One of the original economic intents of quotas, as a defense against the Americans dumping programming, is now outmoded. “The market has moved on,” Biggam said. “The studios are not selling on price but on quality.”

During the past decade, there has also been a real shift in the creative balance of trade. One of the biggest changes in the program market has been the emergence of the format business—a business that is “largely invisible to outsiders,” Biggam said. “It’s ironic that in the 1990s the politicians were afraid that Europe would be overrun by American programming when the reality today is that we run a trade surplus with the U.S. in terms of formats.
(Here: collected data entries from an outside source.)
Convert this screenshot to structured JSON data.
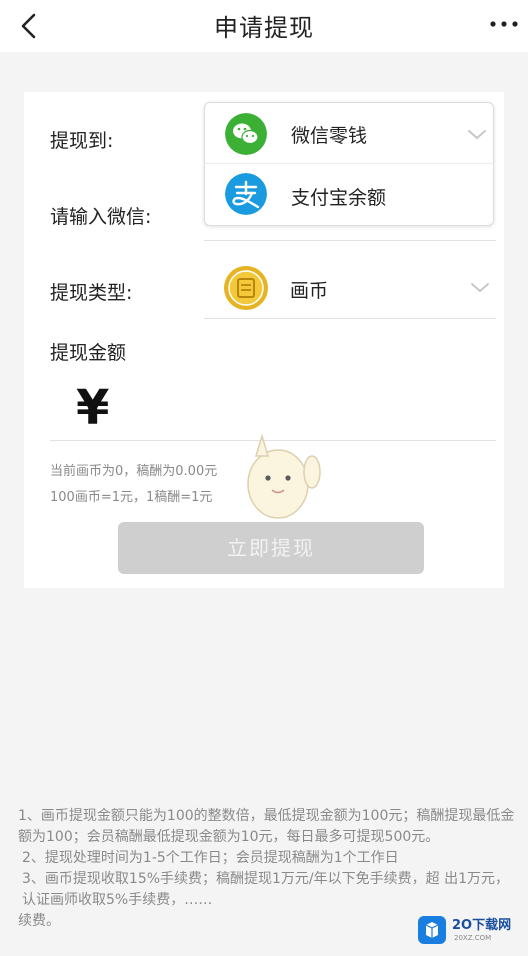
{
  "header": {
    "title": "申请提现"
  },
  "form": {
    "withdraw_to_label": "提现到:",
    "wechat_input_label": "请输入微信:",
    "withdraw_type_label": "提现类型:",
    "amount_label": "提现金额",
    "currency_symbol": "¥",
    "type_value": "画币"
  },
  "dropdown": {
    "options": [
      {
        "label": "微信零钱",
        "icon": "wechat-icon",
        "color": "#3cb034"
      },
      {
        "label": "支付宝余额",
        "icon": "alipay-icon",
        "color": "#1a9be0"
      }
    ]
  },
  "info": {
    "balance": "当前画币为0，稿酬为0.00元",
    "rate": "100画币=1元，1稿酬=1元"
  },
  "submit_button": "立即提现",
  "rules": [
    "1、画币提现金额只能为100的整数倍，最低提现金额为100元；稿酬提现最低金额为100；会员稿酬最低提现金额为10元，每日最多可提现500元。",
    "2、提现处理时间为1-5个工作日；会员提现稿酬为1个工作日",
    "3、画币提现收取15%手续费；稿酬提现1万元/年以下免手续费，超 出1万元，认证画师收取5%手续费，……",
    "续费。"
  ],
  "watermark": {
    "brand": "2O下载网",
    "sub": "20XZ.COM"
  },
  "colors": {
    "wechat_green": "#3cb034",
    "alipay_blue": "#1a9be0",
    "coin_gold": "#e6b422",
    "button_disabled": "#cfcfcf"
  }
}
The Netherlands and Sweden, two European countries that are not large, rank third and fourth in the world in the formats business, but that’s largely unknown.”

 

The will to create a single European television market is still strong in some quarters of Brussels. There is an ongoing battle between the commercial sector and Eurocrats who would like to see all channels available in every market. In the first place, Biggam points out, that is technically not feasible. More to the point, there is not a demand for every channel everywhere. He said, “In fact, we have Romanian channels that are available outside Romania, for example, but they make deals with platform operators where there is a market for Romanian content. If programming is available everywhere, it distorts the market.”